I also looked at the lists of number one songs and albums on my birthday every year since then, which is how I discovered that this site refers only to the U.K. Top 40 charts. When I read to the bottom of the list, I asked myself, On what planet did Robbie Williams have a number-one album two years running? And then I realized: ah, in the U.K. That makes more sense. In 2001, when I spent a few months living in London, I found the immense stardom of Robbie Williams one of the country's greatest mysteries, right up there with cucumbers on sandwiches and stamps you had to lick (in the 21st century!). I always assumed their radio stations played pretty much the same stuff as ours, but that turned out to be incorrect. So I spent a lot of time thinking, "Wait a minute, is Oasis still a famous band? Are people still talking about the Spice Girls?

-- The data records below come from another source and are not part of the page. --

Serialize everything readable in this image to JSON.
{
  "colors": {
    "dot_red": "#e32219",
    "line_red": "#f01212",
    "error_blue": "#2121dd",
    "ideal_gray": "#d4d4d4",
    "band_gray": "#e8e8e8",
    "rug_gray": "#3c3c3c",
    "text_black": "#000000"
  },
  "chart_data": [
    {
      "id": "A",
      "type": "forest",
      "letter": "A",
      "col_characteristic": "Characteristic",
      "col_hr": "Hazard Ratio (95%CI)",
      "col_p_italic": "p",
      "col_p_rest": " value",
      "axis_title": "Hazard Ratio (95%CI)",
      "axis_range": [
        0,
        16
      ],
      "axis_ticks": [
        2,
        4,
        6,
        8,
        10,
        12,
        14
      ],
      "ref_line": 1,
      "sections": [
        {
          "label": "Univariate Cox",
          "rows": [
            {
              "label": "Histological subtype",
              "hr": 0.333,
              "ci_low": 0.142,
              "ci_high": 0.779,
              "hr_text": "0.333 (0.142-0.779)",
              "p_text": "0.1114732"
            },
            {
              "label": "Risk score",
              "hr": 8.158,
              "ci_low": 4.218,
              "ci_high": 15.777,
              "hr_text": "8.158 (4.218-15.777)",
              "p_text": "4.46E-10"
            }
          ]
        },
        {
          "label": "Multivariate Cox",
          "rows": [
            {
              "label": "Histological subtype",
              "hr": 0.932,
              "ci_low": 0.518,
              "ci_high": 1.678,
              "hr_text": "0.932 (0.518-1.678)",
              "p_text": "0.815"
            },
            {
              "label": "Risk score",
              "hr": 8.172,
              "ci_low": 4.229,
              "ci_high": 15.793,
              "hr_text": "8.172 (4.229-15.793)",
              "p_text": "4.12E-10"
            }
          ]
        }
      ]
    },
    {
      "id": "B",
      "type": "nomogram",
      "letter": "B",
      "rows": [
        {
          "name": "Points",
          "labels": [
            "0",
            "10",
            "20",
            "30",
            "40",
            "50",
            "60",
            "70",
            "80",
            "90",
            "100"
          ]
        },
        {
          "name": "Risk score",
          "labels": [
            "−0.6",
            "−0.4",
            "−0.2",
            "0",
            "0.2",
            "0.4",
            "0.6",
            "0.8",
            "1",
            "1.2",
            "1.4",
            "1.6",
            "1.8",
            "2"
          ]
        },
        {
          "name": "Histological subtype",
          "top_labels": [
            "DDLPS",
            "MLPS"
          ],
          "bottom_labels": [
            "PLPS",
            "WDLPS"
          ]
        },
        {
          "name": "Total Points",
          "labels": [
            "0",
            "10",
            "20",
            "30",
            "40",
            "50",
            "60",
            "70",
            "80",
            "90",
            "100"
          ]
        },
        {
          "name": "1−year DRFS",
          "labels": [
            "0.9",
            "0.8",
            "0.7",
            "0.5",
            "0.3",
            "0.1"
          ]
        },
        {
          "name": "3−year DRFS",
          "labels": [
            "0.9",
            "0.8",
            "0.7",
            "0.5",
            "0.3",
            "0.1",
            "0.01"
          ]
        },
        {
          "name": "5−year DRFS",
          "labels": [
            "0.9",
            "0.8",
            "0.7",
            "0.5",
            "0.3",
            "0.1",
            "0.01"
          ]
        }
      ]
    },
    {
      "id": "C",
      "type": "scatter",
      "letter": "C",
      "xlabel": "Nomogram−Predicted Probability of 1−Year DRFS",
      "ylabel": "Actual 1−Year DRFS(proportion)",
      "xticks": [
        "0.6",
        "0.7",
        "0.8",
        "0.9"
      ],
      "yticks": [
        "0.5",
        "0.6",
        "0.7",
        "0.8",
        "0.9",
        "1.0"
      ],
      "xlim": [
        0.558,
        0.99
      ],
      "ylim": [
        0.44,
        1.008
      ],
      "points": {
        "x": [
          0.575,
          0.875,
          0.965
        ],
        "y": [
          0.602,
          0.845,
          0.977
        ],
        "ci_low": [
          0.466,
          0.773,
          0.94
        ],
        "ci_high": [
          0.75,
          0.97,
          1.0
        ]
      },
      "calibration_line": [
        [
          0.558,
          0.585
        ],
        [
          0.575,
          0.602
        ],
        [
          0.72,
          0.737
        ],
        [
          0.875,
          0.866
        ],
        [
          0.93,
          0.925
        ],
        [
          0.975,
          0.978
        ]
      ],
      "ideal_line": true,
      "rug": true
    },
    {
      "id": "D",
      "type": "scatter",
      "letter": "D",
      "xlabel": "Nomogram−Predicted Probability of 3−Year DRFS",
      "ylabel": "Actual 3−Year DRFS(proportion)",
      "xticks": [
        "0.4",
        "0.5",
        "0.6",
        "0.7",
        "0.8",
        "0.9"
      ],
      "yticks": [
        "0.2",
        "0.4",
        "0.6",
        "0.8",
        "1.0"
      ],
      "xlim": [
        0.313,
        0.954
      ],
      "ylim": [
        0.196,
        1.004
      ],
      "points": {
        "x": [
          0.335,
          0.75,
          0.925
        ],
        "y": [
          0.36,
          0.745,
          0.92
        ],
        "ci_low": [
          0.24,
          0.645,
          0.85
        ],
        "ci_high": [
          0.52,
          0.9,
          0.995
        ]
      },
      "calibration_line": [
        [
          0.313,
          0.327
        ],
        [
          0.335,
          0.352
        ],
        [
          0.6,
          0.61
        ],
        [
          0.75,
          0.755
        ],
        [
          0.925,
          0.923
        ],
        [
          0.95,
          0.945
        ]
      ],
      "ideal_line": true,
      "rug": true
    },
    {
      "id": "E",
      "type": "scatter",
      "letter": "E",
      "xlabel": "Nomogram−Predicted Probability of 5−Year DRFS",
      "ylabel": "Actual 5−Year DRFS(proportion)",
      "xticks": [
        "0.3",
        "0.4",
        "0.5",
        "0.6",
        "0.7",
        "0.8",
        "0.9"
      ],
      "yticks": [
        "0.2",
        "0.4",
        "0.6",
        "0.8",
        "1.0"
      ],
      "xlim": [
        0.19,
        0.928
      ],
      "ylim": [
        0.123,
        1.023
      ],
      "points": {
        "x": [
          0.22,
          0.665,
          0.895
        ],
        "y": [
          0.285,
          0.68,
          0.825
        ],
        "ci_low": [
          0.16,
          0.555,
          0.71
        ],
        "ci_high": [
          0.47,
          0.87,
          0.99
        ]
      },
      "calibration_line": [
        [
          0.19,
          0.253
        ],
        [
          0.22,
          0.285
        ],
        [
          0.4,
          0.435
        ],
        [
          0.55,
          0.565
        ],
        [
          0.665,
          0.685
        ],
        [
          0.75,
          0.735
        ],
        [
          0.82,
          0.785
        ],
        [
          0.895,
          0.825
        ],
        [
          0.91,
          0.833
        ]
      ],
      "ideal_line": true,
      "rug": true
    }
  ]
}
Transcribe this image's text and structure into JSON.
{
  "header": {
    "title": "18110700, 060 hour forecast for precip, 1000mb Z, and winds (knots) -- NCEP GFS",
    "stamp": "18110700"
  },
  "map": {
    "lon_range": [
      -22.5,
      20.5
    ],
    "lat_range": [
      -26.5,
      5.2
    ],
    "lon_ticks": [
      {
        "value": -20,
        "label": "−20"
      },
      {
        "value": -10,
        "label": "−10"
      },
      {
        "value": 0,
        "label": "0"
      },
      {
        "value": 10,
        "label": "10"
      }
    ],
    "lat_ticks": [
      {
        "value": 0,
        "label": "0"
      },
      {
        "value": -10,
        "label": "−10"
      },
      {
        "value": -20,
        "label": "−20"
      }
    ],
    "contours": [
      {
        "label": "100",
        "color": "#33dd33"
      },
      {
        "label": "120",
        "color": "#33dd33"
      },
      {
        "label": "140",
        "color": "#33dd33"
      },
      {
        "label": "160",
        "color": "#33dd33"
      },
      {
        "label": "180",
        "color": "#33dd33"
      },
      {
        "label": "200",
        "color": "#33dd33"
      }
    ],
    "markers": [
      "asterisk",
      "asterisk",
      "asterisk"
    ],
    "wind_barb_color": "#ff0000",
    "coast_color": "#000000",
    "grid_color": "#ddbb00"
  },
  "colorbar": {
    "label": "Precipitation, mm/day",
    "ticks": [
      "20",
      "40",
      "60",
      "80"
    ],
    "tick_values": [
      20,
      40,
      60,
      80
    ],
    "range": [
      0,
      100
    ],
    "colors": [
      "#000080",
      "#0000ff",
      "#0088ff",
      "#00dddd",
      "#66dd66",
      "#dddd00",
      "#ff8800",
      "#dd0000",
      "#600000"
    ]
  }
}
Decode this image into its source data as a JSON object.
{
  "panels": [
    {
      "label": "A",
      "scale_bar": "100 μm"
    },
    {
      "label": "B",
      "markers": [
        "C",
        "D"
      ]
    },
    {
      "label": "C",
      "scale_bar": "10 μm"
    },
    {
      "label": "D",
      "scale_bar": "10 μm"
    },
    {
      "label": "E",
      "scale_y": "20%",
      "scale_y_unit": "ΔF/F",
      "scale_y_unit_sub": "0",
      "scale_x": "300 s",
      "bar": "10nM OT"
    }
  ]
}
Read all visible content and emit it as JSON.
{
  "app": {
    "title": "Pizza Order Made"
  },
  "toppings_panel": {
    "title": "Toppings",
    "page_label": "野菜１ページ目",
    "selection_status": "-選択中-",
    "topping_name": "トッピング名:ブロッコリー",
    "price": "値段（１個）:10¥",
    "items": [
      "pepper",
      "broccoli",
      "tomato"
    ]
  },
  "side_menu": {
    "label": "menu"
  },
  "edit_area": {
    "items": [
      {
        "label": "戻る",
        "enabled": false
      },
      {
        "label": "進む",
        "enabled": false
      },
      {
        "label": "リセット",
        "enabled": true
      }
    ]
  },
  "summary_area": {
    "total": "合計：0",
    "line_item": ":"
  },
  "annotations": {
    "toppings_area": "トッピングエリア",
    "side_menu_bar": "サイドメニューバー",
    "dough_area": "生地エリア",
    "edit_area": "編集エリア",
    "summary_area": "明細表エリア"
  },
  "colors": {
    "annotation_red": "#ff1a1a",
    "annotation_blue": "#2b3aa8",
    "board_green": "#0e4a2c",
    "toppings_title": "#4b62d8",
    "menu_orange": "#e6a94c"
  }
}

And who the hell are S Club 7?" It truly is a different country; a country where the Beatles, Madonna and Westlife can be mentioned in the same sentence. (Westlife?)
I've always been suspicious of music charts, anyway. I'm not convinced that what they claim to measure is actually measurable. On our second date, the fiance and I fell to discussing chart-related Beatles lore -- I believe the specific stumper was, In what order did the 4 former Beatles first reach number one on the singles chart? And I thought I knew the answer, but I looked it up when I got home, because guys love it when you show off your access to and handy use of Beatles-related reference materials. And I discovered that the answer depends on what you mean by "number one." Or what country's charts you're referring to. So, like most trivia fun facts, it's not fun at all when you really look at it. (For what it's worth, I'm pretty sure it went George, Ringo, Paul, John.)
Still, this site is fun to play with, in a "Remember when X was popular?" kind of way. And they also tell you what pop musicians were born on your date, which may be interesting (my birthday list was not). So go spend some time there while you're waiting for me to update, because this is a busy week for me. I wonder if there's an equivalent site for the U.S. charts? Anyone know?
And while we're on the subject, I direct you also to this Slate "re-assessment" of Sting, by Stephen Metcalf, which I just loved. Someday I want to write a sentence as evocative as this one: "Unyoked from Copeland, Sting was free to become what he is today: one-third spirit in the material world, two-thirds scented candle." Hee!